— Хорошо, — сказал он.
— Это все?
— Нет. Да, вот что: я хочу видеть твои глаза.
— Аналогично.
Милли сняла очки. Глаза у нее были влажны от слез, веки слегка покраснели. Джек очков не снял, потому что не мог выжать из себя ни слезинки. Со стороны дороги над забором вдруг появилась девчачья голова, он даже вздрогнул. Волосы у нее туго-натуго стянуты на затылке — на местном жаргоне прическа называется «харлингтонская подтяжка».
— Эй, смотрите-ка, да их тут двое! — заливаясь визгливым истерическим смехом, крикнула девица невидимым хохочущим приятелям.
— Пошли в дом.
В гостиной он притулился на подлокотнике обтянутого кожзаменителем дивана и почувствовал, что лицо у него сморщилось, как у обиженного ребенка, но слезы не шли. Милли опустилась на толстый ковер у камина, обхватив руками колени и глядя на кучку фальшивых углей, которые она тоже пылесосила. Сколько Джек себя помнит, угли, похожие на огромные леденцы, всегда лежали в одном и том же неизменном порядке. Перед камином чинными близняшками стояли кроссовки Милли, а она шевелила пальцами ног.

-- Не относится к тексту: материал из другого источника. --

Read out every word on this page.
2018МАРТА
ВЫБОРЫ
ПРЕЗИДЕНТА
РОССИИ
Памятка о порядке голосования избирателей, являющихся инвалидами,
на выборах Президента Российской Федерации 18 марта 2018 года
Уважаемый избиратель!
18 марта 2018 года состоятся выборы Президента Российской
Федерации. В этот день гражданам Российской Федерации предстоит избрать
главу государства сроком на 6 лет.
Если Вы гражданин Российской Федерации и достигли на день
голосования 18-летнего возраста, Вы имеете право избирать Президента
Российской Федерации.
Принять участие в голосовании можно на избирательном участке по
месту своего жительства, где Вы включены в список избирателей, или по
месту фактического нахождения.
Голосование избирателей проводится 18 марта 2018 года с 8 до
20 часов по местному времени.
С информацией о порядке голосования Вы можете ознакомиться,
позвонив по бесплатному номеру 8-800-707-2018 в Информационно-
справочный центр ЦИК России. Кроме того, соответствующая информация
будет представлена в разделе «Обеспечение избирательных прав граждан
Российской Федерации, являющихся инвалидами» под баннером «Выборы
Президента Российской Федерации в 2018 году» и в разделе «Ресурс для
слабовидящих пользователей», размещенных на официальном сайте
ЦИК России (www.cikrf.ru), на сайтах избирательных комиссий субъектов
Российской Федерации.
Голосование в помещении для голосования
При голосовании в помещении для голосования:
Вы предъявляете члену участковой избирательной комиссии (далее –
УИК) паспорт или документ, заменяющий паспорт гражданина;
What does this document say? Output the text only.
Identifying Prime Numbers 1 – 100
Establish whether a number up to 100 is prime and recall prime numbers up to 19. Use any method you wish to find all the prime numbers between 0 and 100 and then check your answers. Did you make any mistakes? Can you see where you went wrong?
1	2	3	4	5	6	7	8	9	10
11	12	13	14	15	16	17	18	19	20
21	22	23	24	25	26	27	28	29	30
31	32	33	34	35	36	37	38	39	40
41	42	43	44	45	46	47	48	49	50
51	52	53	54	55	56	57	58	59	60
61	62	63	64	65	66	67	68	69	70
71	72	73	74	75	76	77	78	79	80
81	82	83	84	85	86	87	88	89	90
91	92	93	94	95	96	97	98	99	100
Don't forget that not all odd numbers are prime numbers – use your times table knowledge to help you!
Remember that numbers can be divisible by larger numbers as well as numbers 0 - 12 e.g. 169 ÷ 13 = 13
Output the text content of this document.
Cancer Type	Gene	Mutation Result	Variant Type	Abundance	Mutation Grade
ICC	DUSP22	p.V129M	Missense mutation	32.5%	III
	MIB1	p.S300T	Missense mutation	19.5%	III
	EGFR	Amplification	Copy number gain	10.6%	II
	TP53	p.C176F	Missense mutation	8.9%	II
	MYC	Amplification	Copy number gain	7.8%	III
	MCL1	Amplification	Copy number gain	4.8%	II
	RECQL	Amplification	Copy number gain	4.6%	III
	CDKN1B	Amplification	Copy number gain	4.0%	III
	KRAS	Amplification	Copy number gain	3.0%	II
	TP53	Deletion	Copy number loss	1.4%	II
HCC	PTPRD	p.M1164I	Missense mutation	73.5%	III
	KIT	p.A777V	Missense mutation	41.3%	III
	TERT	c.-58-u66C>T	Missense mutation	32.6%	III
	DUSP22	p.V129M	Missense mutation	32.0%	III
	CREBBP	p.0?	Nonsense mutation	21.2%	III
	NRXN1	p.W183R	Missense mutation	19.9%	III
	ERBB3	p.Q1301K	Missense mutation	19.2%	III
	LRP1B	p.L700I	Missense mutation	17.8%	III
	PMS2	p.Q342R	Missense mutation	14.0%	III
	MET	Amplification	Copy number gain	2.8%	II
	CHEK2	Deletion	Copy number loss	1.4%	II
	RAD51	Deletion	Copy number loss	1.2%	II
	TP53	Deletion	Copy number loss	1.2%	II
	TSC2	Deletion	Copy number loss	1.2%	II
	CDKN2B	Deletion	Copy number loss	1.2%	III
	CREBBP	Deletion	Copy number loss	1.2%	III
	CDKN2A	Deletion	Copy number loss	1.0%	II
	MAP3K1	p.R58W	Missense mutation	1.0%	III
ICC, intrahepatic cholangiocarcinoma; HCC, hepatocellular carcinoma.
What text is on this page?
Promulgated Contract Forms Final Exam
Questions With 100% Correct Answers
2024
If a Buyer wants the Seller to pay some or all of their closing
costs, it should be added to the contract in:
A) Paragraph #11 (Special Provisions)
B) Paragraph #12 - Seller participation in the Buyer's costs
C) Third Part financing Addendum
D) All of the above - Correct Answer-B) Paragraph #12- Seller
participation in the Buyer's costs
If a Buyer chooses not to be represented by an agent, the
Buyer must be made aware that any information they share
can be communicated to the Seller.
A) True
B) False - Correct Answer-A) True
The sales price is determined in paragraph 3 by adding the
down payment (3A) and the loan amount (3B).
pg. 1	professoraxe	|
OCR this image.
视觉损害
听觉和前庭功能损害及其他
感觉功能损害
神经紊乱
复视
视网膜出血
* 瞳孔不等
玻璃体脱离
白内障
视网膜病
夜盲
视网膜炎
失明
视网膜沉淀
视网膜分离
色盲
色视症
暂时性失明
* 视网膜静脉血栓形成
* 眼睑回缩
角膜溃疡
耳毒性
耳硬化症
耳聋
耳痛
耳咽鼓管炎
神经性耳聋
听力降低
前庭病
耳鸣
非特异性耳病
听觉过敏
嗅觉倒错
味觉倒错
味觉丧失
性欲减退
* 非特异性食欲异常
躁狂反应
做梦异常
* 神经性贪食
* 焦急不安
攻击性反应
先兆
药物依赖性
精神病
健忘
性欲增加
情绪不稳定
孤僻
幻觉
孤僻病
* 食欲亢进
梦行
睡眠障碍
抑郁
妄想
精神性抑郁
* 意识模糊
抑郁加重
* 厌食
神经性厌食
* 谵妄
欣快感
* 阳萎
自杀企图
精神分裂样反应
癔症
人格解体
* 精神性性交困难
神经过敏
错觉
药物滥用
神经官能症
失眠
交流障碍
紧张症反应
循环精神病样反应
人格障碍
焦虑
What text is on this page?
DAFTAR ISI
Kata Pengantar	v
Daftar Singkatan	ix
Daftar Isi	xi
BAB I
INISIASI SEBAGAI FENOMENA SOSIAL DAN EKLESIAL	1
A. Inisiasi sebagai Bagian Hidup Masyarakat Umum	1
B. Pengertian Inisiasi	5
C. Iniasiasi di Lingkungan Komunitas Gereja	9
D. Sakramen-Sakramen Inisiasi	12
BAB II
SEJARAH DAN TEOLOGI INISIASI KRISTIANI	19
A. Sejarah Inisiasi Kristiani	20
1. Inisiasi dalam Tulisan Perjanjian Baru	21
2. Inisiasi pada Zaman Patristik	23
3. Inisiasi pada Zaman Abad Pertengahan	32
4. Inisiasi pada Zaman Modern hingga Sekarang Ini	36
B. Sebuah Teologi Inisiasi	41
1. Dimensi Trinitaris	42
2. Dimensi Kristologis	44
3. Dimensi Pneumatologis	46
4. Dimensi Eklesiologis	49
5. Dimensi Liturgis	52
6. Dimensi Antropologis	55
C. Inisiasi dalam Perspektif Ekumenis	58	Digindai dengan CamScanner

— Знаешь, мне кажется, тебе следует выслушать и ответчика, — сказал он.
— Что именно слушать? Как ты трахал безмозглую красотку — Катью, или Каяк, или как там ее, а потом… Ах, негодяй!.. — лицо Милли на глазах побелело, она поднесла ладони к щекам. — Боже мой, Боже мой!
— Что, что такое?
— Вундеркинд… Говардов вундеркинд. Эдвард сказал, он приходил с ней к нам. Это же
Открыв рот, Милли смотрела на него в упор. Он чуть заметно кивнул, не в силах произнести ни слова. Его мать выбросилась из окна. Его жена собирается вышвырнуть его из дома. Жуть, какой кульбит может в одну секунду выкинуть жизнь.
— Ребенок, — высоким звенящим голосом проговорила Милли. — Ну, ты молодец. Прямо в десятку попал.
— Милл, Милл, Милл. Прошу тебя…
— Да пошел ты!..
— Это чистая случайность. Я как раз пытался тебе… Понимаешь…
— Да, наверняка случайность, — подхватила Милли; лицо ее мучительно сморщилось. — Наверняка она была отнюдь не
Никаких других не было, убеждал ее Джек, но теперь даже сам не верил, что это —
— А я-то старалась, пылесосила гребаный дом твоих родителей сверху донизу, до самой крыши, — процедила Милли.
— Дом у них не слишком велик, — заметил Джек.
Она рассмеялась. Нет, заплакала, прикрыв лицо ладонями. Перекрывая ее стоны и всхлипы, он снова пустился в объяснения, стараясь говорить четко и ясно, — он же столько раз репетировал в кабинете свою покаянную речь. Увы, она все равно походила на заученный речитатив: в чужом городе ему было ужасно одиноко, вот он и совершил тогда (столько лет назад!) глупость, но уже на следующий день все было кончено. Он понимает чувства Милли, сознает, что она сейчас испытывает; он ее безмерно любит, а к Кайе совершенно равнодушен. Но свой отцовский долг перед Яаном он обязан исполнить. Скажем, будет проводить с ним выходные. Так поступает множество людей, в том числе их друзья и знакомые. Взять хотя бы Диего, Руперта, Барнаби, Ника. Другие тоже, только всех он сейчас не в состоянии перечислить. Джек замолк, ее стоны и всхлипы стихли. Слышались лишь тяжелые вздохи.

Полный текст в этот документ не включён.